İran, komşu ülkelerdeki Şii hareketlerini destekleyerek devrimi Ortadoğu çapında ihraç etme planından, şimdilik de olsa vazgeçerken, yeni bir Batıya açılma politikası da izleyerek bu bütünleşmenin önündeki son ekonomik ve siyasi engelleri de temizlemeye mecbur kalmıştır. Bu zorunluluğun temelinde, İran Devrimi’nin sistemden kopmayı hedeflemeyen politikaları yatmaktadır. Bir bütün olarak kapitalizmin sınırları içinde kalındıkça) onun siyasal ve ekonomik sistemiyle bütünleşmek yolunda yeni adımlar atmak da kaçınılmaz olacaktır. Bu, aynı zamanda şeriat kurallarına uygun devlet ve toplum örgütlenmesinin, özünde kapitalizme yabana olmadığının, sonuç olarak emperyalizmden kopmayı ifade etmediğinin de bir işaretidir.
İslamiyet’le kapitalizmin çelişik olduğunu, şeriat düzeninin kapitalizmden başka bir şey olduğunu iddia eden bütün İslam ideologları, sonuçta yalnızca kapitalizmin, Hıristiyan kapitalizmine özgü hayat biçimlerine karşı olmak noktasına kadar gelebilirler. Batı toplumlarının hayat biçimleri, kurumsal ilişkileri, kapitalizmin görünüşlerinden başka bir şey değildir ve bunlar, şu ya da bu toplumun tarihsel geleneksel, dinsel geçmişleriyle ilişkili olarak şu ya da bu biçimi alabilir. İslami hareketin karşı olduğu şey, özellikle Hıristiyanlığın kapitalizm içindeki sonuçları olarak şekillenen ilişkilerdir: yoksa kapitalizmin ilişkileri değil. Tamamen demagojik tarzda, Hıristiyan gelenekleriyle, Hıristiyan düşünce ve davranış tarzıyla kapitalizm arasında dolaysız bir ilişki kurularak, bunlara karşı olmakla kapitalizme karşı olmak aynılaştırılıyor ve İslamiyet’in kapitalizme karşı olduğu palavrasına dayanak yapılıyor.

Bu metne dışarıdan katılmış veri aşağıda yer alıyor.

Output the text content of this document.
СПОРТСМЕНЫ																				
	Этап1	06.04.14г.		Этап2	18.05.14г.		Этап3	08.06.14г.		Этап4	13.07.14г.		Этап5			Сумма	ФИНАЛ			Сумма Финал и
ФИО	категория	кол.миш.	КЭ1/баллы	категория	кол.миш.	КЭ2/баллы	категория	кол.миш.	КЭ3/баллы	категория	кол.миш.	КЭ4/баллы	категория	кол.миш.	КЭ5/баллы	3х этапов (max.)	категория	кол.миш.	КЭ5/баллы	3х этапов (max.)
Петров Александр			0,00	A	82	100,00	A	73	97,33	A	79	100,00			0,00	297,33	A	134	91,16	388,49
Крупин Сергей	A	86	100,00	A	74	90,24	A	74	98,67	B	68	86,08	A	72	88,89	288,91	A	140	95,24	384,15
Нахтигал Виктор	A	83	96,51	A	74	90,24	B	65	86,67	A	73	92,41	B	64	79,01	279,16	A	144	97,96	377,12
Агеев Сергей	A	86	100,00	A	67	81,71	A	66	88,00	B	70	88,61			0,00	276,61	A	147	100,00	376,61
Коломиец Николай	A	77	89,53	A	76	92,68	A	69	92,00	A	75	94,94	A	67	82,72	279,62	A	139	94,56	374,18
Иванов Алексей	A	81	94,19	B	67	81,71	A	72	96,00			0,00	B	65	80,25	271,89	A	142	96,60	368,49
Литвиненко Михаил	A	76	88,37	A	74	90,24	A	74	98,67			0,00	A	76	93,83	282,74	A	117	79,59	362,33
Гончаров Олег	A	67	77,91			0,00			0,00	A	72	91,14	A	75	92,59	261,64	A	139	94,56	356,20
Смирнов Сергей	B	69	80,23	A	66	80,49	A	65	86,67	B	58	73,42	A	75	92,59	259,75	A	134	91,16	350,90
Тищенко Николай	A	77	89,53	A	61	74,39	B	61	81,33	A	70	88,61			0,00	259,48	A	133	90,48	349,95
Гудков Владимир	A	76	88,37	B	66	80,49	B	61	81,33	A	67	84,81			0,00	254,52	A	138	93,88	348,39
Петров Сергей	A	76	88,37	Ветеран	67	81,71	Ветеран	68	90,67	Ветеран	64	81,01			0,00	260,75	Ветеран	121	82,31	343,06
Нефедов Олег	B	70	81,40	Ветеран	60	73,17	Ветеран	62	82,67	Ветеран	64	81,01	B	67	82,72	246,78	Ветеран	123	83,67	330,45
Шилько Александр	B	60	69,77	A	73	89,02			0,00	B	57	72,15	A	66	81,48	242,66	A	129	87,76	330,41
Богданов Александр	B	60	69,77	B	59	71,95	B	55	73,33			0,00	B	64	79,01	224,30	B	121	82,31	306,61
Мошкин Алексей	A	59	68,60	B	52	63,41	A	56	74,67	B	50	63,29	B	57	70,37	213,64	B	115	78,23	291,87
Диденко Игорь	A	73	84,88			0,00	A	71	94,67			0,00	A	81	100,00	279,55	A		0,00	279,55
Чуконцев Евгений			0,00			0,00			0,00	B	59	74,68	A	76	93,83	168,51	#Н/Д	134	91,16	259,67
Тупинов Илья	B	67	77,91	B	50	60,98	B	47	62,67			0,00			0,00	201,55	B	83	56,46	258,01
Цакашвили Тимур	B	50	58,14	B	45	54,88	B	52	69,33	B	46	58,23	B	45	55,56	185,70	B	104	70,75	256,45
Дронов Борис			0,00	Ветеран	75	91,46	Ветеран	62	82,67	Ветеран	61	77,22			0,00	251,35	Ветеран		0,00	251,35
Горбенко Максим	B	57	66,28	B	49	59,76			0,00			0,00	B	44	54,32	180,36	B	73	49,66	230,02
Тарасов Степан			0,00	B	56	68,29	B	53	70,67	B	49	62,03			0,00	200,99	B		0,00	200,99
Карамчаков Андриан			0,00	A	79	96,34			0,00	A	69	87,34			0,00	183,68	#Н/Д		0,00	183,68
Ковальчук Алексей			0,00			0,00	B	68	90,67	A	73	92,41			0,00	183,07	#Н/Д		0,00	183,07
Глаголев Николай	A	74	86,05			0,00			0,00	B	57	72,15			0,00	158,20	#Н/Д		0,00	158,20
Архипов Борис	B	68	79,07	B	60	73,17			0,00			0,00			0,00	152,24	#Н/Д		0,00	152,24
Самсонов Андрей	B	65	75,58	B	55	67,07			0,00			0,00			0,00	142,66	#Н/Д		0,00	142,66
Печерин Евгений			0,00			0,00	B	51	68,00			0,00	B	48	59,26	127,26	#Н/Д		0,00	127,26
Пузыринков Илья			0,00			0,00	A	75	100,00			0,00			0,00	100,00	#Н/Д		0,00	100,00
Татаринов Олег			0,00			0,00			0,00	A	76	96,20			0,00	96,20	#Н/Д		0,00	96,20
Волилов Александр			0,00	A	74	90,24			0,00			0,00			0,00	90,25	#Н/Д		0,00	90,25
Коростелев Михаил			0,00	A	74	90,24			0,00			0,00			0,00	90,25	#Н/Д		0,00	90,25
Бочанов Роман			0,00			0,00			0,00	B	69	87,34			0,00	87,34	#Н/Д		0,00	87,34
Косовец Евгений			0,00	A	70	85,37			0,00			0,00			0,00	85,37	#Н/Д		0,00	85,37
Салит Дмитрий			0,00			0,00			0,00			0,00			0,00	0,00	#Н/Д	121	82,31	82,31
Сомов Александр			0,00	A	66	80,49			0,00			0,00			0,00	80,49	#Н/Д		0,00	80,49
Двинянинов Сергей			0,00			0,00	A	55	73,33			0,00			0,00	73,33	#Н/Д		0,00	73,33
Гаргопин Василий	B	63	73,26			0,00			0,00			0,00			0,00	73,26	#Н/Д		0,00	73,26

Cezayir örneğinde görüldüğü gibi, kapitalist dünya, İslami rejimin kendisine özünde bir zarar vereceği endişesinde değildir. İslami rejimin, bankaları, tekelleri ulusallaştıracağından, toprak rejimini değiştireceğinden, bir halk yönetimi oluşturarak kapitalizmden tamamen farklı bir sosyal ve siyasal rejim kuracağından korkulmuyor. Yalnızca “demokrasi” ve “insan hakları” kavramları çerçevesinde eski sömürgeci anlayışların emperyalist çıkarlar açısından yeniden düzenlenmesini ifade eden bir itiraz yükseltmektedirler. Sömürgecilik çağında da emperyalizm çağında da, bir ülke içinde etkinlik sağlamaya başlayan kapitalizm, kendisini yeniden üretmenin başlıca koşullarını yaratırken, buna uygun siyasal ve ideolojik yapıların da doğup gelişmesine özen gösterir. Sermaye, yalnızca kendisine uygun koşullarda yeniden üretilebilir. Bu, yalnızca yolların, limanların, üretim araçlarının geliştirilmesini değil, aynı zamanda bu malzemeleri kullanacak, doğrudan üretimde bulunacak insanların düşünce ve becerilerinin de kapitalizm koşullarına göre yeniden düzenlenmesini gerektirir. Çünkü yabancı sermaye, yalnızca ekonomik ilişkiler içinde ve yalnızca üretim araçlarının kullanılmasıyla değil, bundan daha önemli olmak üzere, siyasal ve sosyal örgütlenmelerin gerektiği biçimde düzenlenmesiyle yeniden ve genişletilmiş yeniden üretiminin koşullarını bulabilir. İslami rejimler, biçimsel olarak bu yeniden üretim mekanizmalarının önüne engel oluşturabilir. Örneğin, eğer İslami rejim, teknoloji ve bilimsel gelişmelere karşı geleneksel yöntemleri öneriyorsa, bu kapitalizmin genişletilmiş yeniden üretiminin önünde bir engeldir. Ya da kapitalizme özgü siyasal koşullar ve çalışma koşullarının uluslararası kapitalist standartları, İslami rejim tarafından engelleniyor ya da değiştiriliyorsa, bu sermayenin yeniden üretimi için zararlıdır. Görülebileceği gibi, kapitalizmle İslamiyet arasındaki çelişme, eninde sonunda feodalizme özgü biçimlerle kapitalizm arasındaki çelişmeye denk düşmektedir. Elbette bu durumda, emperyalist kapitalizmin İslami rejimler karşısında ilerici bir konumda bulunduğu sonucu çıkarılamaz. İlericilik ve gericilik tartışması, yalnızca sınıflı toplum eleştirisini politika düzeyine yükseltmiş işçi sınıfının devrimci amaçları açısından yapılabilir.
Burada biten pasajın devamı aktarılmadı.